Изменить размер шрифта - +
В то же время «энергия» кажется чем-то вроде флюида; в ней есть что-то от дыхания и воды. В этом пункте нужно в какой-то мере отойти от шаблонных представлений современного химика и физиолога и попытаться почувствовать, как воспринимали эти понятия древние. Важно видеть в «воде» не просто Н2О, а в дыхании – не только цикличный процесс наполнения легких воздухом. В данном смысле сущность воды и воздуха в том, что это флюиды, дающие жизнь и поддерживающие ее. Химические и физические свойства этих флюидов являются лишь внешними проявлениями. Без данных флюидов жизнь просто невозможна (я вкладываю в это утверждение тот смысл, который для науки все еще остается тайной). Несущая радость «энергия» есть Жизнь, но это жизнь в общем и универсальном смысле, тогда как жизнь конкретного организма является определенной временной модификацией. Таким образом, стать тождественным этой «энергии» – значит быть сознательно тождественным Жизни как принципу. В результате чувствуешь себя настолько живым, что обычное ощущение жизни выглядит просто бледной тенью. Очевидно, что эта «тень жизни» бренна, и настолько же очевидно, что высшая Жизнь бессмертна. Можно сказать, что время рождено Жизнью (в трансцендентном смысле), тогда как жизнь организмов – порождение времени.

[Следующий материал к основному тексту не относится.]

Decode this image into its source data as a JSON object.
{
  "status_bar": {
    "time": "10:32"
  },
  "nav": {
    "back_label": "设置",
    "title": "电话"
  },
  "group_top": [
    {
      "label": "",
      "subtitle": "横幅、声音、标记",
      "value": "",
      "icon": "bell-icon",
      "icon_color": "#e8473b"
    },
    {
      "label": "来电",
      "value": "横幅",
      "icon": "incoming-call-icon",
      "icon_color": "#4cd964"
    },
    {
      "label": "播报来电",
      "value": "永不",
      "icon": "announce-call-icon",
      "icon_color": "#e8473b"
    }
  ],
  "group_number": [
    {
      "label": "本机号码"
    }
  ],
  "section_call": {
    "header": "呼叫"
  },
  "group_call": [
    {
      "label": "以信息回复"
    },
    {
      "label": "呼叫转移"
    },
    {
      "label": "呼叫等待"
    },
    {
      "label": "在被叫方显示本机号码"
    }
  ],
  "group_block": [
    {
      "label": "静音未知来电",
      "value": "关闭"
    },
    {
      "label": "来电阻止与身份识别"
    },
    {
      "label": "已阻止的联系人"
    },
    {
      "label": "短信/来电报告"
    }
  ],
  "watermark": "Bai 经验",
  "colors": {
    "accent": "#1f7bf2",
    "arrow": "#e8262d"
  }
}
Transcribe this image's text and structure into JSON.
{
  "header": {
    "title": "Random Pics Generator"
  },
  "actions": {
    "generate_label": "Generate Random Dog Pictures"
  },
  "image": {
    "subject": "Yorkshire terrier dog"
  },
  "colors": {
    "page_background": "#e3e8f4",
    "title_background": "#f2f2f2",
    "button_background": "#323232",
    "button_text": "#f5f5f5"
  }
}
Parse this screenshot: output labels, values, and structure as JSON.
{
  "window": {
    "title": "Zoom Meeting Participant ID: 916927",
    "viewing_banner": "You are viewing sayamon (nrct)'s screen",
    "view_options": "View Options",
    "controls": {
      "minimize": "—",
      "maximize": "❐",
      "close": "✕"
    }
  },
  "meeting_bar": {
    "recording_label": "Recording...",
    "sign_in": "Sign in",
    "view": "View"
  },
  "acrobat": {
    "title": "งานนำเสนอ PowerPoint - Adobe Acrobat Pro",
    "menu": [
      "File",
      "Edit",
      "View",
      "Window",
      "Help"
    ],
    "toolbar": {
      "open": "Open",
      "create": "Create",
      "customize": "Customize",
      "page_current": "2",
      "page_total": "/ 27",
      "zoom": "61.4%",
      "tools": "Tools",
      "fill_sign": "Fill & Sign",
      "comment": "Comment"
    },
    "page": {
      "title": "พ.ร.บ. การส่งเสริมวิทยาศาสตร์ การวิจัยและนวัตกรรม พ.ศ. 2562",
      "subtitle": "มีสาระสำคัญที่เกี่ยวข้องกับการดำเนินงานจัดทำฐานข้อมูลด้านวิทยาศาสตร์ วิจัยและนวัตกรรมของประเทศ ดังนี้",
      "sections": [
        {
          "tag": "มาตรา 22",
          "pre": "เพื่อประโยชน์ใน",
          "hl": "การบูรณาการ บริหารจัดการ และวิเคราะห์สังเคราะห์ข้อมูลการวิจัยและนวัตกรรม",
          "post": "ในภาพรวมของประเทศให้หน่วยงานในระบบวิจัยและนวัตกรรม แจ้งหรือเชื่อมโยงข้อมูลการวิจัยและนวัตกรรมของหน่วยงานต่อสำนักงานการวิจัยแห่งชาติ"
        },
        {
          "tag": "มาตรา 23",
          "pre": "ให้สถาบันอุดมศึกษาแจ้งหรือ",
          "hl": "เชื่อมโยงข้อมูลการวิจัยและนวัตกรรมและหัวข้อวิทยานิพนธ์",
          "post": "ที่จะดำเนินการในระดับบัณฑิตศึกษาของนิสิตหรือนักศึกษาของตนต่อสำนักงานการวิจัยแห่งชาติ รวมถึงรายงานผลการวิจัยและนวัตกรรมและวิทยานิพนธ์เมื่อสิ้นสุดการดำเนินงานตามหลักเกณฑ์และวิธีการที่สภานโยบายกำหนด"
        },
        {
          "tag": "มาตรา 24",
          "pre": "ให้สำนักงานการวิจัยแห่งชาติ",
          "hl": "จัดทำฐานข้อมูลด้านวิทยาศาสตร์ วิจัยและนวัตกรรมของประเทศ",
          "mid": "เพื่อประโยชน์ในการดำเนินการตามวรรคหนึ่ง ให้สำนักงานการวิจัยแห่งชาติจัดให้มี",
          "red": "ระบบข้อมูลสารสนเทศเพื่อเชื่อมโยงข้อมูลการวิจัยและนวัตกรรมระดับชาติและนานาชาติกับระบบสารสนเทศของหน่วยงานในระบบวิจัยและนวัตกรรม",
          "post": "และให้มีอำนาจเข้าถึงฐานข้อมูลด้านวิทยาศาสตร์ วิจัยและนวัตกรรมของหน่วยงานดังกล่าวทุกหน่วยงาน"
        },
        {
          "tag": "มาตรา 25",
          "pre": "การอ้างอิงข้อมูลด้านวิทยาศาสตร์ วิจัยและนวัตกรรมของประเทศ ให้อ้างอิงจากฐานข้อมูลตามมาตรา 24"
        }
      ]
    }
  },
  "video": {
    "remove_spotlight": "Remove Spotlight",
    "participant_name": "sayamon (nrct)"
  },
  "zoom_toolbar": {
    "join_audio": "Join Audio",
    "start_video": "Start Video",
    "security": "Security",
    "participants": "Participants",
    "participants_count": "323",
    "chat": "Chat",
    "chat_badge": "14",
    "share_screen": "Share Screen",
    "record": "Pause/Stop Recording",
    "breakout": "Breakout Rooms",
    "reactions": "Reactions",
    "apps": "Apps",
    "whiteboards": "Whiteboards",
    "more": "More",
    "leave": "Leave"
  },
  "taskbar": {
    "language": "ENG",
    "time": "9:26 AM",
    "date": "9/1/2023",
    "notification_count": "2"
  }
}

Именно в этом различии лежит решение проблемы бессмертия. Пока эта проблема формулируется по отношению к жизни как живому организму, бессмертие остается немыслимым. Фактически, в этом смысле вся жизнь – не более чем череда рождений и смертей, в которой нет непрерывности, постоянности. Но высшая Жизнь тождественна самой вечности. Поэтому тот, кто осознал себя тождественным высшей Жизни, сознательно отождествился с вечностью. Таким образом, смерть как некий конец, прекращение, становится немыслимой, но и рождение тоже перестает быть началом.

11. С этим глубоким чувством Радости связано также такое качество, как милосердие. Похоже, что обычное своекорыстие (которое весьма склонно развиваться в процессе борьбы за существование) само собой ослабевает. Это не столько следствие активного альтруизма, сколько результат такого состояния сознания, в котором исчезло противостояние альтруизма собственным интересам. Стремление обрести благо лично для себя вытесняется интересом к всеобщему благу. До Постижения я испытывал явное стремление к благу как к чему-то, что я мог бы обрести индивидуально, но как только я отождествился в сознании с трансцендентным состоянием, индивидуалистическая эгоистичная мотивация стала ослабевать. Произошло как бы расширение интереса, так что приобретения любого «я» заботят меня так же, как мои собственные индивидуальные достижения. В этом нет обычного чувства самопожертвования; скорее это возрастающая имперсональность видения. В таком состоянии сознания с готовностью выбираешь личные трудности, лишь бы это помогало людям достигать Осознания. Здесь вовсе не идет речь о героизме, благородстве или желании вознаграждения. Просто видишь, что если обстоятельства этого требуют, то разумно действовать соответствующим образом. Подобное отношение является спонтанным проявлением самой природы сознания; оно не вызвано размышлениями об этических требованиях. В сравнительно низких состояниях сознания я замечал, что сила этого чувства значительно ослабевает, и тогда появляется необходимость перевести его на уровень нравственного долга – чтобы создать некий противовес старым эгоистическим привычкам. Но на более высоком уровне нравственный долг сменяется спонтанной склонностью, которую, если смотреть с точки зрения относительной, назвали бы милосердием.

Мне кажется, что я понимаю причины, порождающие такое отношение. Когда «я» сознается как часть «протяженного» всеобщего «Я» (объединившего в себе все «я»), то становится просто неуместным говорить о различии между «мной» и «тобой». Таким образом, благо одного «я» нераздельно связано с благом всех «я».